Alors pourquoi cette baisse (tardive du chômage). Il y a bien sûr la politique des emplois aidés (sous toutes leurs formes), le plan « 500.000 chômeurs déjà évoqué » mais, indéniablement aussi, la (fragile) croissance. Selon l'Insee, près de 237.000 créations de postes ont été enregistrées dans le secteur marchand au cours des 18 derniers mois, dont 157.00 depuis le début 2016. Et selon l'Agence centrale des organismes de Sécurité sociale (Acoss), les embauches en CDI en 2016 ont augmenté de près de 9% par rapport à 2015.

Une inversion politique invisible

Que penser alors de toutes ces données. François Hollande, qui a renoncé à briguer un second mandat, ou plutôt qui en a été empêché, avait eu la très malheureuse idée d'annoncer dès septembre 2012 une prochaine « inversion de la courbe du chômage ». Le ministre du Travail de l'époque, Michel Sapin, avait multiplié les circonvolutions pour expliquer les propos présidentiels... très imprudents.
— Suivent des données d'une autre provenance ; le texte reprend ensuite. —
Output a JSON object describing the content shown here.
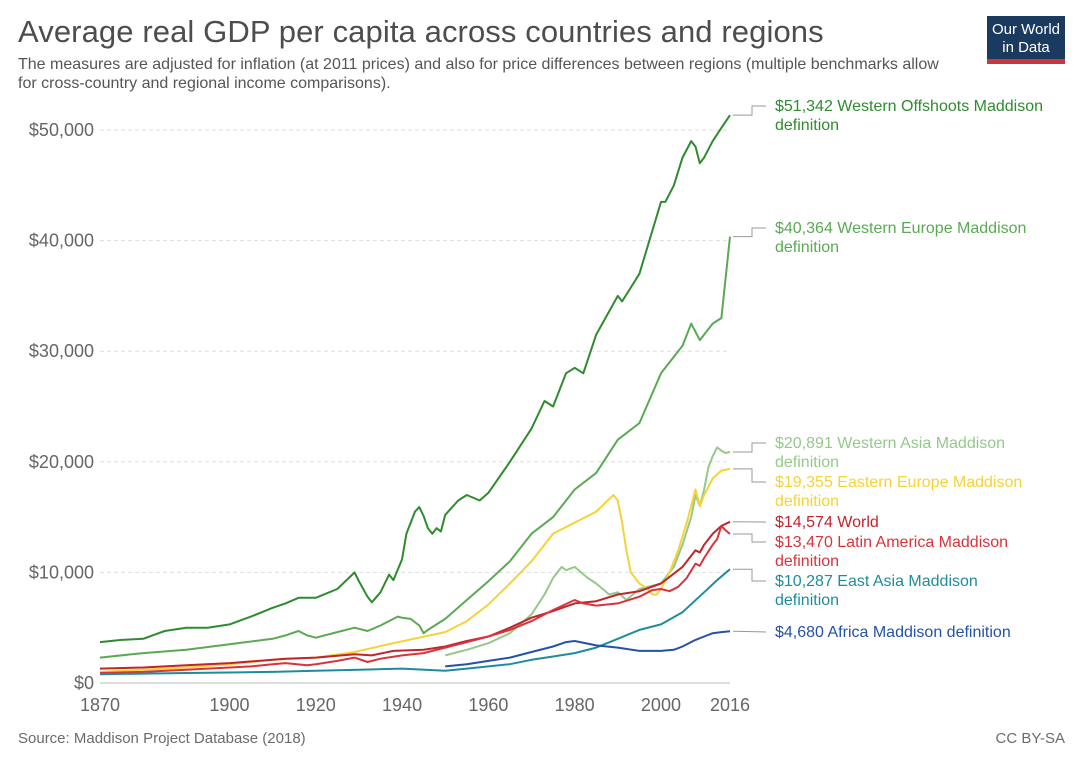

En fait donc, il aura fallu attendre l'année 2016 pour que, réellement, cette courbe du chômage s'inverse. Bien trop tard dans l'esprit du grand public. Pourquoi ? Tout simplement parce que la hausse a été beaucoup trop massive sur les quatre premières années du quinquennat. Il faut en effet avoir à l'esprit que, à ce stade, depuis l'arrivée de François Hollande à l'Elysée en mai 2012, il y a tout de même 550.300 inscrits en plus en catégorie « A » et ce malgré la baisse de 2016.

Alors certes, on peut toujours accuser Pôle emploi de « bidouiller » les statistiques, notamment en faisant passer les chômeurs d'une catégorie à une autre. Tout ceci est faux mais le scepticisme demeure malgré tout...Et iI n'y a rien à faire.... Quel que soit le gouvernement en place, il est toujours soupçonné de faire pression sur Pôle emploi pour « truquer» les données mensuelles sur les demandeurs d'emploi en jouant notamment sur les radiations.

Le taux de chômage : le vrai juge de paix

Aussi, afin d'éviter toutes les polémiques sur la façon dont Pôle emploi comptabilise le nombre des demandeurs d'emploi, le vrai juge de paix est davantage constitué par un autre indicateur : le taux de chômage, le seul d'ailleurs reconnu sur le plan international.

Calculé par l'Insee, celui-ci a le mérite de neutraliser certaines données, telle l'augmentation de la population active. Ainsi, selon les dernières prévisions de l'Insee - les données définitives ne sont pas encore connues, il faudra attendre mars- le chômage devrait avoir reculé à 9,6% en métropole (9,9% en France entière) à la fin 2016, soit une baisse de 0,4 point depuis la fin 2015 quand il atteignait 10%. Et cette décrue se poursuivrait jusqu'à la mi-2017 pour atteindre 9,5% de la population active en métropole fin juin.

Reste aussi, qu'au-delà des statistiques officielles, selon une étude de l'OFCE, au total, en intégrant le sous-emploi et le  "halo du chômage" (temps partiel subi, chômeurs découragés qui ne s'inscrivent plus, etc.), ce sont près de 6 millions de personnes qui se trouvent dans une situation fragile vis-à-vis de l'emploi, soit... 8% de plus que quatre ans auparavant, ce qui correspond à 400.000 personnes supplémentaires. Un constat dur à avaler pour une majorité « de gauche » qui avait fait de la baisse du chômage sa priorité. Difficile dans ces conditions de "vendre", politiquement parlant, les récents bons résultats... pourtant réels.